Mr. Lassiter currently serves as Vice Chairman – Investment Banking at Raymond James and Associates, Inc., an investment banking firm. Mr. Lassiter previously served as Managing Director and Energy Group Head at Raymond James, Managing Director and Group Head of Southwest Investment Banking for Kemper Securities Inc. and in various positions, including Managing Director and Energy Investment Banking Group Co-Head at Smith Barney, Inc.
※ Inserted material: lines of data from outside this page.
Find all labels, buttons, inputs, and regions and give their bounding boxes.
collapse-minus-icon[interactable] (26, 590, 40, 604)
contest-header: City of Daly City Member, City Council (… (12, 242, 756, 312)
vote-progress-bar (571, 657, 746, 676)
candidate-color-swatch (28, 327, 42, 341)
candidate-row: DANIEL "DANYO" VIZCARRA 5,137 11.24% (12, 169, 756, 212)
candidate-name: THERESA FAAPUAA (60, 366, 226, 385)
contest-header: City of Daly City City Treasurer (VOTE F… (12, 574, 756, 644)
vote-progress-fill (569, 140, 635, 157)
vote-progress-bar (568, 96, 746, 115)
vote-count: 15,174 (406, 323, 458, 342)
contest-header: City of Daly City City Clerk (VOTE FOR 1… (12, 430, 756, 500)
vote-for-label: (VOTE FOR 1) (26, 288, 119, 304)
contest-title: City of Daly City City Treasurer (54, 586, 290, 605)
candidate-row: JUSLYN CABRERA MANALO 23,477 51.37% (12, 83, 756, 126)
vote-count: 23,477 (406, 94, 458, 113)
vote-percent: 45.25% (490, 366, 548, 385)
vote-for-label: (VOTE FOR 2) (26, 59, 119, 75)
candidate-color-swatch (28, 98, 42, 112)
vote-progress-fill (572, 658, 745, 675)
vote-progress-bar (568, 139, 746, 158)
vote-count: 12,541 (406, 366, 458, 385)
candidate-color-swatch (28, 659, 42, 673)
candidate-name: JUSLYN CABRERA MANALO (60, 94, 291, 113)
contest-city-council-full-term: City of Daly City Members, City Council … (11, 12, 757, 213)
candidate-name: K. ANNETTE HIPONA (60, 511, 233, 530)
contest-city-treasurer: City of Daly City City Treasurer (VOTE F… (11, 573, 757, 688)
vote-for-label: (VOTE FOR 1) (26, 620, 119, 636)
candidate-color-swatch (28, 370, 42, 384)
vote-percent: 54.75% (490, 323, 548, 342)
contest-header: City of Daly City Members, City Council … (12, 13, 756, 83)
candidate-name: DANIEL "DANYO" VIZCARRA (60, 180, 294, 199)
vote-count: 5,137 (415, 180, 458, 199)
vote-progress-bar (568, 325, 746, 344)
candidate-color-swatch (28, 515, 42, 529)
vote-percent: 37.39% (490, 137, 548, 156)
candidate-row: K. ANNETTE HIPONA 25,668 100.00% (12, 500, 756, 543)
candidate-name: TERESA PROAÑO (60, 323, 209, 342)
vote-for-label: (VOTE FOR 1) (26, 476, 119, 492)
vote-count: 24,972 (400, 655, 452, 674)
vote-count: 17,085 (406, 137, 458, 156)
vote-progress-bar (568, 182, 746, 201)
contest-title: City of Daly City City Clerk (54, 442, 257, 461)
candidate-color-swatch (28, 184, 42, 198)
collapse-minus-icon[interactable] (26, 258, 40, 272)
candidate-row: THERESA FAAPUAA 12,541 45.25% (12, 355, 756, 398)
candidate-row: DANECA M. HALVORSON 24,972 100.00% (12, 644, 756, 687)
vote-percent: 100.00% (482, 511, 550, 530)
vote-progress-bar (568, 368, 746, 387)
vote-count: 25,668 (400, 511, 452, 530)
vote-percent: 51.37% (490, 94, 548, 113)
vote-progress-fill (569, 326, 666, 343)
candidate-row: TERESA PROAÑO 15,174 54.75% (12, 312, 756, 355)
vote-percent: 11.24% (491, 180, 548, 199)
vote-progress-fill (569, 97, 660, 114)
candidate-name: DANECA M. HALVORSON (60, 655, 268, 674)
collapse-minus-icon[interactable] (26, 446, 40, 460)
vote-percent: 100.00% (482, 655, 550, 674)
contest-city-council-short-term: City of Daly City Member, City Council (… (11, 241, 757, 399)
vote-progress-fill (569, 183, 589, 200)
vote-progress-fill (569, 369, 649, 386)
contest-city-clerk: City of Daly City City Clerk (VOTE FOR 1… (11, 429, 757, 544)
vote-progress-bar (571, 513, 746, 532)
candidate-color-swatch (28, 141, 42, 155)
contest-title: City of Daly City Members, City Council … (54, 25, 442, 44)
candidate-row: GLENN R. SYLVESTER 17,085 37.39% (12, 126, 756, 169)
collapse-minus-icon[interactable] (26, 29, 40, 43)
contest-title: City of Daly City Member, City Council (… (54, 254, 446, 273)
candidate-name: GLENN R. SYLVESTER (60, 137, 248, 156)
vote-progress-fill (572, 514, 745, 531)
Mr. Lassiter received a Bachelor of Arts degree from the University of North Carolina and a Master of Business Administration from The Wharton School of Finance at the University of Pennsylvania.
Dorchester Minerals, L.P. is a Dallas based owner of producing and non-producing crude oil and natural gas mineral, royalty, overriding royalty, net profits, and leasehold interests and its common units trade on the NASDAQ Global Select Market under the symbol DMLP.
FORWARD-LOOKING STATEMENTS
Portions of this document may constitute "forward-looking statements" as defined by federal law. Such statements are subject to certain risks, uncertainties and assumptions. Should one or more of these risks or uncertainties materialize, or should underlying assumptions prove incorrect, actual results may vary materially from those anticipated, estimated or projected. Examples of such uncertainties and risk factors include, but are not limited to, changes in the price or demand for oil and natural gas, changes in the operations on or development of the Partnership’s properties, changes in economic and industry conditions and changes in regulatory requirements (including changes in environmental requirements) and the Partnership’s financial position, business strategy and other plans and objectives for future operations. These and other factors are set forth in the Partnership's filings with the Securities and Exchange Commission.